Сын Альпов не имел, конечно, злых намерений; «это был толстый человек, следовательно — добрый человек», как говорит Сервантес*
. Но сосед мой с другой стороны, грейфсвальдец, был очень задет таким заявлением; он стал утверждать, что немецкая жизненность и простота еще не угасли, и, угрожающе колотя себя в грудь, осушил громадную кружку белого пива. Швейцарец сказал: «Ну, ну!» Однако чем успокоительнее произносил это швейцарец, тем яростней затевал ссору грейфсвальдец. То был человек из эпохи, когда вши благоденствовали, а парикмахеры боялись умереть с голоду. Его длинные волосы болтались, на нем был рыцарский берет, черный сюртук старонемецкого покроя, грязная рубашка, исполнявшая одновременно обязанности жилетки, и под нею — медальон с клочком волос, принадлежавших белому блюхеровскому коню. С виду это был дурак в натуральную величину. Я охотно совершаю моцион за ужином, а потому позволил ему втянуть меня в патриотический спор. По его мнению, Германию следовало разделить на тридцать три округа. Я утверждал, напротив, что их должно быть сорок восемь, ибо в этом случае можно было бы издать более систематический путеводитель по Германии, а ведь жизнь необходимо сочетать с наукой. Мой грейфсвальдский приятель оказался также немецким бардом, и поведал мне, что трудится над национальной героической поэмой для прославления Арминия* и его битвы. Я дал ему кое-какие полезные указания для изготовления этой эпопеи, обратив его внимание на то, что он мог бы изобразить весьма ономатопоэтически, водянистыми и шероховатыми стихами, болота и извилистые тропинки Тевтобургского леса, и что было бы особенно патриотично и тонко вложить в уста Вару и прочим римлянам сплошь одни глупости. Надеюсь, этот искусный прием удастся ему, как и другим берлинским поэтам, до такой степени, что получится устрашительнейшая иллюзия.За нашим столом становилось все шумнее и развязнее, вино вытеснило пиво, задымились пуншевые чаши. Пили, чокались, пели песни. Зазвучал старинный ландфатер и великолепные песни В. Мюллера, Рюккерта, Уланда*
и др.

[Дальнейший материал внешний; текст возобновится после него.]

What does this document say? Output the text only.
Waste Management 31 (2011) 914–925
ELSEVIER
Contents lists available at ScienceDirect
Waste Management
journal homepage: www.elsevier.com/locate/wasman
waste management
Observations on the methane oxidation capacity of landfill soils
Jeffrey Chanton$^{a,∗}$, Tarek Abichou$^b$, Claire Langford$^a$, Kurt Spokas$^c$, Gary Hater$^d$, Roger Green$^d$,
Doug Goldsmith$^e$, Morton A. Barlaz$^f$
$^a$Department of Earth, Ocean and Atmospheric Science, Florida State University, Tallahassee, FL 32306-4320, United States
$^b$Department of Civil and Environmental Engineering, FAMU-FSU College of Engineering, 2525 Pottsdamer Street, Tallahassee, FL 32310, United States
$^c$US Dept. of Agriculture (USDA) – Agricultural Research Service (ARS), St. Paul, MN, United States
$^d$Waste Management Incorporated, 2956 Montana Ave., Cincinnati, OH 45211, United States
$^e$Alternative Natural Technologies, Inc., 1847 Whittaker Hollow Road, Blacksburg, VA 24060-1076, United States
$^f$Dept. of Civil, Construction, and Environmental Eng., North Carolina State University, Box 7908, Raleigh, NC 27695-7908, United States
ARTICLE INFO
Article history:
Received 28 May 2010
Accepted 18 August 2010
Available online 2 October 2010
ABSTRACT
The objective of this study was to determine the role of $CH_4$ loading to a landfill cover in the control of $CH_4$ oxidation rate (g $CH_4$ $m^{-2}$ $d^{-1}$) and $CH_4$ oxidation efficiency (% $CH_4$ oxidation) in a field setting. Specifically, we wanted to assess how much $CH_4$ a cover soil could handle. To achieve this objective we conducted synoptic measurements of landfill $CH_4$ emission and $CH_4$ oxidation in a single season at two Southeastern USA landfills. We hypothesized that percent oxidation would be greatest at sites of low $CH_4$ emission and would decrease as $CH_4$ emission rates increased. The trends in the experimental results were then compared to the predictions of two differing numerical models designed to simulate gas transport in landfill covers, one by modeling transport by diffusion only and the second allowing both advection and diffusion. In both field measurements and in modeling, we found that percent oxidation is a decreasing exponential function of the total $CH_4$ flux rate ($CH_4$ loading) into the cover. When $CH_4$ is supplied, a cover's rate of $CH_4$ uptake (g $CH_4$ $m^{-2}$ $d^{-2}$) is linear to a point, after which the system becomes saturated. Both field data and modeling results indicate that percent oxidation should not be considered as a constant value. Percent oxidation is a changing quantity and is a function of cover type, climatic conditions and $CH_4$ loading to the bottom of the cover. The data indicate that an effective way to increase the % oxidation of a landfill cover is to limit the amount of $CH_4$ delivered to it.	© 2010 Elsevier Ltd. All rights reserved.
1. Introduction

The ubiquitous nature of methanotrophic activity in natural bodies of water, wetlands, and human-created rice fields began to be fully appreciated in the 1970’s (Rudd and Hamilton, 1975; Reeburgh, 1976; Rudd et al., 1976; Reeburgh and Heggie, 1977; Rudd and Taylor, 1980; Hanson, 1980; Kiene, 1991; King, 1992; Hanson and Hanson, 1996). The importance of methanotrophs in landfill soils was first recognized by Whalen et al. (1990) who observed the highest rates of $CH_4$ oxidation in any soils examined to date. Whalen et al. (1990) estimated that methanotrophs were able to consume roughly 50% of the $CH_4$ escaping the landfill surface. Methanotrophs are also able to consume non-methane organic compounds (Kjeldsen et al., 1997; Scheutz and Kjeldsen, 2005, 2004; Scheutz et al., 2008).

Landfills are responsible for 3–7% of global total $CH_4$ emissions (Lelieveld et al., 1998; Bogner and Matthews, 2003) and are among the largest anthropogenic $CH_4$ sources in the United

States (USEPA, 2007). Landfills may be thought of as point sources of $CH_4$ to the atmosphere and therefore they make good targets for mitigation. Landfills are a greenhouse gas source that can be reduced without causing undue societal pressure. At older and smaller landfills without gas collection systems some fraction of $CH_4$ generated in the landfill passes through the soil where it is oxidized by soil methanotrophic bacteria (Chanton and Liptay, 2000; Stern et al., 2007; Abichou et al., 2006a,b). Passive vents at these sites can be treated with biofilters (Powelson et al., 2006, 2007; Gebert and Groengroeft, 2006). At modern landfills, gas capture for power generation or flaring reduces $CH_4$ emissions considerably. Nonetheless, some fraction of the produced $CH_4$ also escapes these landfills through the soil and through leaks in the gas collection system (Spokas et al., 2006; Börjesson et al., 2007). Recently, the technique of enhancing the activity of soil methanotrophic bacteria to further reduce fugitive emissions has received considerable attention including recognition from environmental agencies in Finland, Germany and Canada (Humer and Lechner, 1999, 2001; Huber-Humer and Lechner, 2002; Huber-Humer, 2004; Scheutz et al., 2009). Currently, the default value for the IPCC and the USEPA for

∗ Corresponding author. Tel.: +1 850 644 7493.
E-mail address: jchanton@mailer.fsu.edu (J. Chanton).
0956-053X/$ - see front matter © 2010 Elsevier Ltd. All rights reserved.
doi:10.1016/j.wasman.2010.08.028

Раздались прекрасные мелодии Метфесселя*. Лучше всего прозвучали немецкие слова нашего Арндта*: «Господь железо сотворил, чтоб нам не быть рабами». А на дворе шумело, как будто и старая гора подпевала нам, и некоторые из друзей, покачиваясь, утверждали даже, что Брокен весело кивает своей лысой головой, а потому наша комната трясется. Бутылки пустели, головы наполнялись. Тот рычал, этот подпевал тонким голосом, третий декламировал из «Вины»*, четвертый говорил по-латыни, пятый проповедовал умеренность, а шестой, взобравшись на стул, поучал: «Господа, земля — круглый вал, люди — отдельные шпеньки на нем, разбросанные, по-видимому, в беспорядке, но вал вертится, шпеньки цепляются то здесь, то тут и издают звуки — одни часто, другие — редко, получается чудесная, сложная музыка, называемая всемирною историей. Итак, мы начинаем с музыки, переходим к миру и заканчиваем историей; последняя делится на положительную часть и на шпанских мух». И так далее — то со смыслом, то бессмысленно.Некий благодушный мекленбуржец погрузил нос в бокал с пуншем и, блаженно улыбаясь, вдыхал его пары; он заметил при этом, что чувствует себя, как у стойки театрального буфета в Шверине! Другой держал перед глазами рюмку с вином наподобие зрительного стекла и, казалось, внимательно рассматривал нас сквозь нее, а красное вино лилось по его щекам в открытый рот. Грейфсвальдец, внезапно воодушевясь, бросился ко мне в объятия и восклицал: «Пойми меня, я люблю, я счастлив, мне отвечают любовью и, клянусь богом, она — образованная девушка: у нее пышные груди, она носит белое платье и играет на фортепьяно». Швейцарец же плакал, нежно целовал мою руку и непрерывно стонал: «О, Бэбели! О, Бэбели!»